Aber selbst wenn man von der Elektro­mo­bi­lität als Techno­logie der Zukunft überzeugt ist, gibt es noch Unsicher­heiten. Einige Autoher­steller versuchen bereits, Feststoff­bat­terien zur Großse­ri­en­reife zu bringen. Da diese neuen Batterien mit einigen Vorteilen verbunden sind, wie etwa deutlich gerin­geren Ladezeiten, könnten sie die aktuelle Generation von Batterien relativ schnell vom Markt verdrängen. Die milli­ar­den­schwere staat­liche Förderung von großen Produk­ti­ons­an­lagen für Batterien der aktuellen Techno­logie würde sich dann rasch als Milli­ar­dengrab erweisen.

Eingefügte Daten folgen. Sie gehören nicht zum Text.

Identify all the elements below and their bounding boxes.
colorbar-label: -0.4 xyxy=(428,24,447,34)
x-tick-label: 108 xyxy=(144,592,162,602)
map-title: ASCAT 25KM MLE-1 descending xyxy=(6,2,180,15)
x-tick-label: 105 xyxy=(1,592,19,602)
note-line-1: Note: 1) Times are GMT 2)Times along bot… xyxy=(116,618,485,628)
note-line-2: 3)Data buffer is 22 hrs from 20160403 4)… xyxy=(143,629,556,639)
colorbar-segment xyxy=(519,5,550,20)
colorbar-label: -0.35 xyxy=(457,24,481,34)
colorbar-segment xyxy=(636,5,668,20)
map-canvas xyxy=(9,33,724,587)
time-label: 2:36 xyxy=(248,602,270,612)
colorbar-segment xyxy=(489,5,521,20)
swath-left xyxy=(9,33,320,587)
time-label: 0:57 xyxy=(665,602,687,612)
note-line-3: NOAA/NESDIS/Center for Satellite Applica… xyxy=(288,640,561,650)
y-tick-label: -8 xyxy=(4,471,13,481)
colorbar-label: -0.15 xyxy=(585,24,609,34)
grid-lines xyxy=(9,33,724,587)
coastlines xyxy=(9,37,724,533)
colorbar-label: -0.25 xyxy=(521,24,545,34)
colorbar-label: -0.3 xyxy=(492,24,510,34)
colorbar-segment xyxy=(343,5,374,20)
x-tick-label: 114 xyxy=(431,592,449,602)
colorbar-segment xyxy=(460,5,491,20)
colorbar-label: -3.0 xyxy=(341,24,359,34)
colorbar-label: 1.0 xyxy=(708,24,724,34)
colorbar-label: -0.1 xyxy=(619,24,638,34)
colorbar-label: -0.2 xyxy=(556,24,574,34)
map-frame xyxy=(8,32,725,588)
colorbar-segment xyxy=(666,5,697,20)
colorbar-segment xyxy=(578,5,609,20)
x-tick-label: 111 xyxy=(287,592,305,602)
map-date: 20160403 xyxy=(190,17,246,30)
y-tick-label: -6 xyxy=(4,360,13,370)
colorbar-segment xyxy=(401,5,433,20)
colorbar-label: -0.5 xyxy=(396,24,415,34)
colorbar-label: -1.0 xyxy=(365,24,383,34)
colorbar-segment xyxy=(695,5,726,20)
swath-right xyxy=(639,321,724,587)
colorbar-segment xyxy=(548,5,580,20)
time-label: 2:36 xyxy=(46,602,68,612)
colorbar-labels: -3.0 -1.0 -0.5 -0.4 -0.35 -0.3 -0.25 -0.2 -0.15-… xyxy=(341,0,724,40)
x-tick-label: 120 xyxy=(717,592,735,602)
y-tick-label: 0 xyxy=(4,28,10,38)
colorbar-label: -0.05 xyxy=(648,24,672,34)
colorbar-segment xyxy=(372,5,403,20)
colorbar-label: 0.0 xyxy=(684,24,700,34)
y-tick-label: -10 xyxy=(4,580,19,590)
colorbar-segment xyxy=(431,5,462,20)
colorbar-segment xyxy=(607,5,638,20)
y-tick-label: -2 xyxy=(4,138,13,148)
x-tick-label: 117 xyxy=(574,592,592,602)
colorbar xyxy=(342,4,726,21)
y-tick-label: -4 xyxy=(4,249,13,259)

Es besteht in der aktuellen Situation für eine aktive Indus­trie­po­litik also die Gefahr einer Anmaßung von Wissen, wie es der Ökonom Friedrich von Hayek einmal genannt hat. Die Wahrschein­lichkeit, dass eine Milliarde in einer Techno­logie versenkt wird, die sich letzt­endlich nicht durch­setzt, ist nicht gering. Deutsche Autoher­steller produ­zieren vor allem für das höher­preisige Markt­segment, da dort auch mit dem deutschen Lohnkos­ten­niveau noch einträg­liche Renditen zu erzielen sind. In diesem Markt­segment ist man aber besonders auf Produkt­in­no­va­tionen angewiesen, um die Kundschaft mit Techno­lo­gie­vor­sprüngen für teurere Autos zu begeistern. Wenn diese innova­ti­ons­freu­digen Hersteller nur mit staat­lichen Subven­tionen dazu gebracht werden können, Batte­rie­fa­briken zu betreiben, dann sollte das misstrauisch machen.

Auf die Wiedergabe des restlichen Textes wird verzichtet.